I sit up straighter. “But what?”

“I did find something older. School enrollment, elementary level. Facial recognition gives me an 89% match—same eyes, same jawline, even back then. It's her.”

“And then?”

“And then nothing. Like the entire family vanished off the grid. But here’s the thing—they didn’t disappear.”

“Meaning?”

“After they moved, the whole family started using a new last name. No court filing, no traceable paper trail. Just—new IDs. New address. New state.”

I lean back slowly, watching the shadows shift across the wall.

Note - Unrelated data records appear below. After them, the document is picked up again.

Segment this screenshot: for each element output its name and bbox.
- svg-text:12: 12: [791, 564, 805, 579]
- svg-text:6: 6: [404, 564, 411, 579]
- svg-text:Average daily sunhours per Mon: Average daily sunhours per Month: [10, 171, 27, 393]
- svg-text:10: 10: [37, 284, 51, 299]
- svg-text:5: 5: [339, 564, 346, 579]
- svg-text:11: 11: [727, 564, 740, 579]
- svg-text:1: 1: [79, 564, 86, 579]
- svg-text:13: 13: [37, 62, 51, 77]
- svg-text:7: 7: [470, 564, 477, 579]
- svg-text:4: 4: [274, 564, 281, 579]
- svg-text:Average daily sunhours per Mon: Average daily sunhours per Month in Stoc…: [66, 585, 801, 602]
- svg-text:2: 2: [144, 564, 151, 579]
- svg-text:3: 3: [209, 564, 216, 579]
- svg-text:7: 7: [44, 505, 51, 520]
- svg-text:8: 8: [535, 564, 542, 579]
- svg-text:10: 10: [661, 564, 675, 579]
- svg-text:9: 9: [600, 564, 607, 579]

“Her parents changed their identities?”

“Looks that way. And quietly too. No criminal flags, no obvious heat.”

“And Ani?”

“Regular life. She had a job, an apartment, normal stuff. But then she quits her job out of nowhere. No digital trail. Just drops off for almost two years.”

A cold breath drags down my spine.

“After that, she shows up in Colorado. Same face. Different last name with just enough paperwork to rent an apartment and get hired slinging drinks.”

I stare at the file again like it might suddenly confess something.

“You think she remembers any of it?”

“I think she remembers enough to be dangerous. But not enough to connect the dots.”

There’s a beat of silence on the line. Then Travis exhales, “You starting to think she’s not the collateral?”

I look toward the hallway at the soft glow under the door, the quiet reminder that she’s still here, curled up in my bed.

“Fuck.”

I drag a hand over my mouth as the truth settles like a blade between my ribs.

I’ve been treating her like she’s just a piece on the board, but if Travis is right—if the missing years, the name change, the ghost trail all add up—then Ani didn’t get caught in someone else’s crossfire.

Which means I’ve been digging in the wrong place, watching the wrong angles, and she’s been bleeding for it the entire time.

Goddamn it.

I’ll have to pull back. Rework every angle. Rethink every move I’ve made since the moment I laid eyes on her. But more than that—I need to know who else knows.

There’s more at play than I accounted for. Too many shadows. Too many missing pieces I didn’t bother to chase—because I thought she was part of them.

“FUCK.”

I slam my palm against the desk, wood rattling beneath the weight of it, and drag a hand down my face, jaw tight enough to crack.

I’ve been so goddamn focused on revenge I didn’t see what was right in front of me.